I suggested removing these criterion from the Research Grade Qualification because they become redundant with the addition of “Export taxon exists” to the RG Qualification. As proposed, an observation’s export taxon is null unless/until a community taxon exists (which itself requires more than one ID) and it agrees (at least at some rank) with the observation taxon.
One thing I had floating around my head but failed to articulate about the export taxon is that the community taxon should have more than 2/3rds agreement in order to inform the value of the export. This would ensure that observations continue to not go to GBIF until they “Ha[ve] ID supported by two or more”.
I don’t consider the timeliness of data going to GBIF particularly problematic. It just came to mind as a knock-on effect of this proposed design. In most cases, I think things are fine. However, there are lots of times I’ve noticed something sitting at genus or complex for years (with multiple IDs at that same rank) and nobody wants to add (or keep) a species-level ID or mark it as not possible of being ID’d further. Again though, as I mentioned in my original post, if we feel like this would “open the floodgates”, a narrower threshold could be defined. The key point here is the export taxon concept and the things that allows us to do.

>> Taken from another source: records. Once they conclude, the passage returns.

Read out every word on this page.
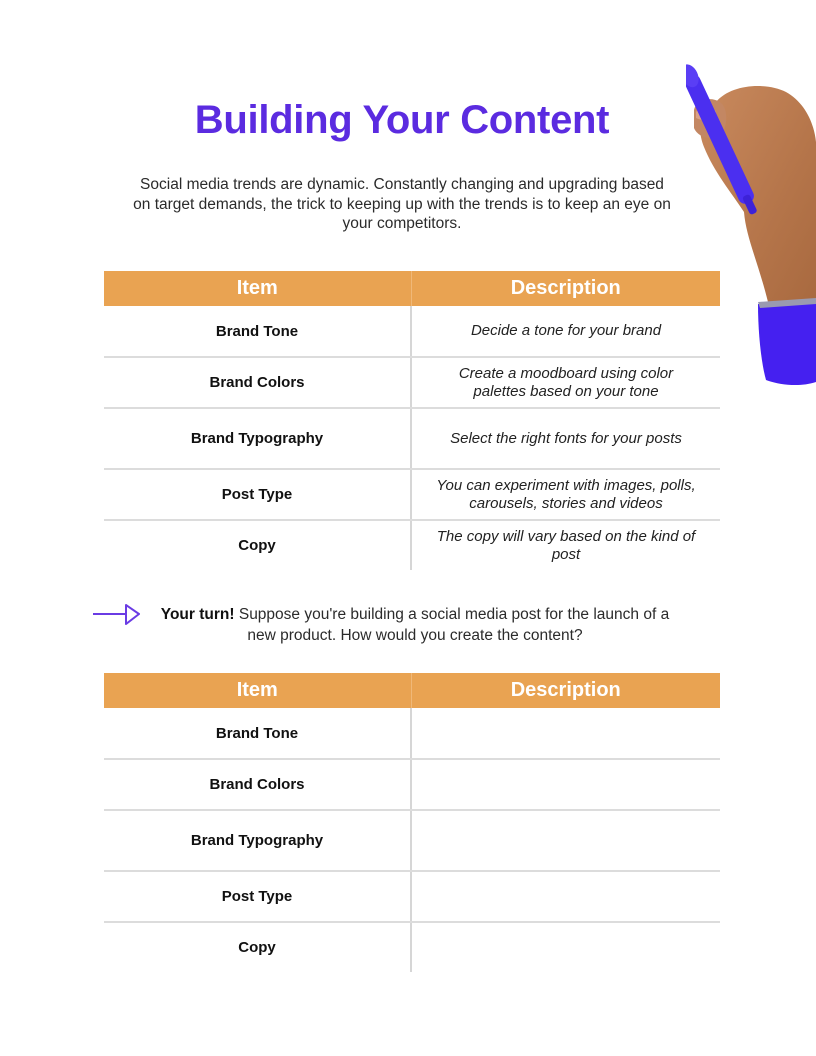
Building Your Content

Social media trends are dynamic. Constantly changing and upgrading based on target demands, the trick to keeping up with the trends is to keep an eye on your competitors.

Item	Description
Brand Tone	Decide a tone for your brand
Brand Colors	Create a moodboard using color palettes based on your tone
Brand Typography	Select the right fonts for your posts
Post Type	You can experiment with images, polls, carousels, stories and videos
Copy	The copy will vary based on the kind of post

Your turn! Suppose you're building a social media post for the launch of a new product. How would you create the content?

Item	Description
Brand Tone	
Brand Colors	
Brand Typography	
Post Type	
Copy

With this proposal, the export taxon merely records the taxon that we’d send to GBIF if the observation is otherwise Research Grade (has photos, location, is of an organism, etc.). If that’s a little confusing, the two could be aligned a little further and “otherwise meets Research Grade Qualifications” could be added to the evaluation of whether to populate the export taxon.
I get that you’re not buying into the idea, but what I don’t understand fully is why. It does indeed add some complexity (an additional operation whenever an ID is saved, some additional conceptual overhead for users potentially, potential re-indexing), but I’m not sure how it doesn’t address “the original issue(s)”.
In your mind, what are the original issue(s) that my proposal was intended to address? In my mind the core issue is that the current design conflates two distinct questions – “should this go to GBIF” and “does this need further identification” – and the practical side effects that conflation has – such as conflicts surrounding sub/infra-species identification, incentives to not mark something as cultivated, to engage in certain behaviors merely to get something to achieve research grade, etc.
This isn’t a work-around, this is the fix. If the issue is a conflation of two disctinct things, the fix to that should be a (clearer) separation of those two distinct things, no? The things we’ve seen and continue to see discussed (making things behave differently once they reach species rank, etc.) are what are the work-arounds.
I think the idea of just exporting the CID instead is a fair one. However, a separate export taxon entity respects the Community ID Opt-Out choice and continues to provide the observer with a measure of control of how their data gets contributed to GBIF.
I agree that this has the potential to be very confusing. I think a well-thought out implementation within the UI could go a long way to mitigate the risk of confusion. I purposely refrained from going into detail on that though as I didn’t want people to get hung up on details that, while important, are secondary to the core proposal here.